Score: 0

Morpheus: Lightweight RTT Prediction for Performance-Aware Load Balancing

Published: October 23, 2025 | arXiv ID: 2510.20506v1

By: Panagiotis Giannakopoulos , Bart van Knippenberg , Kishor Chandra Joshi and more

Potential Business Impact:

Predicts computer delays to make apps run faster.

Business Areas:

Predictive Analytics Artificial Intelligence, Data and Analytics, Software

Distributed applications increasingly demand low end-to-end latency, especially in edge and cloud environments where co-located workloads contend for limited resources. Traditional load-balancing strategies are typically reactive and rely on outdated or coarse-grained metrics, often leading to suboptimal routing decisions and increased tail latencies. This paper investigates the use of round-trip time (RTT) predictors to enhance request routing by anticipating application latency. We develop lightweight and accurate RTT predictors that are trained on time-series monitoring data collected from a Kubernetes-managed GPU cluster.
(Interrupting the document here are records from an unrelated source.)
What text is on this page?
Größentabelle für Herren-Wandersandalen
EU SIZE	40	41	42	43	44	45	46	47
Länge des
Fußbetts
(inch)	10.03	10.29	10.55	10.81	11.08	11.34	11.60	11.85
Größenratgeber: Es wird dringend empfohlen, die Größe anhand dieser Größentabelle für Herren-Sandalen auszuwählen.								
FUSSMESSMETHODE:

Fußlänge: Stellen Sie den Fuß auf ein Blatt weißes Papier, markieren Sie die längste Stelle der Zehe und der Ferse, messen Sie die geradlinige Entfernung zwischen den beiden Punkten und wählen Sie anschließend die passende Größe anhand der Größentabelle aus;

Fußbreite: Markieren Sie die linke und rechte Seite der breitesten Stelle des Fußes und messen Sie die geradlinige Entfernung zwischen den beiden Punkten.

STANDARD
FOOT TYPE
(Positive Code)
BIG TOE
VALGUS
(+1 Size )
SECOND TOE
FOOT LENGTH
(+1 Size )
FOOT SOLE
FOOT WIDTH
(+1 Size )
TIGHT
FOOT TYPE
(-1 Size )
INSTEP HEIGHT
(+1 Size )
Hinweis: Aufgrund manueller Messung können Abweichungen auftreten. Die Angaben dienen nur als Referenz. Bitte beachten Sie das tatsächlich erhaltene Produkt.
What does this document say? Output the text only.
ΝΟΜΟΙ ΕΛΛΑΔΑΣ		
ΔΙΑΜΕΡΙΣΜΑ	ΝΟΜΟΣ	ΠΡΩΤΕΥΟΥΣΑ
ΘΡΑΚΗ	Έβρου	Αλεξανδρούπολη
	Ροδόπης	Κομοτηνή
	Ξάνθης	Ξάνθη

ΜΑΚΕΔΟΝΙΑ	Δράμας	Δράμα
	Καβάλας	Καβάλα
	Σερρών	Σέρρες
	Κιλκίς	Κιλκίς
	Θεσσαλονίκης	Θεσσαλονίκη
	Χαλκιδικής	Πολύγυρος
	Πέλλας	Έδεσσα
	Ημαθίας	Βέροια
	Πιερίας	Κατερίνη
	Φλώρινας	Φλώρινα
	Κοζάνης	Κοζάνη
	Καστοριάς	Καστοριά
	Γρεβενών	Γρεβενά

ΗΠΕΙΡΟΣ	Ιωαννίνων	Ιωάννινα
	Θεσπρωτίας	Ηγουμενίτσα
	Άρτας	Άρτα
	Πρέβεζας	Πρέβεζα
By leveraging a reduced set of highly correlated monitoring metrics, our approach maintains low overhead while remaining adaptable to diverse co-location scenarios and heterogeneous hardware. The predictors achieve up to 95% accuracy while keeping the prediction delay within 10% of the application RTT. In addition, we identify the minimum prediction accuracy threshold and key system-level factors required to ensure effective predictor deployment in resource-constrained clusters. Simulation-based evaluation demonstrates that performance-aware load balancing can significantly reduce application RTT and minimize resource waste. These results highlight the feasibility of integrating predictive load balancing into future production systems.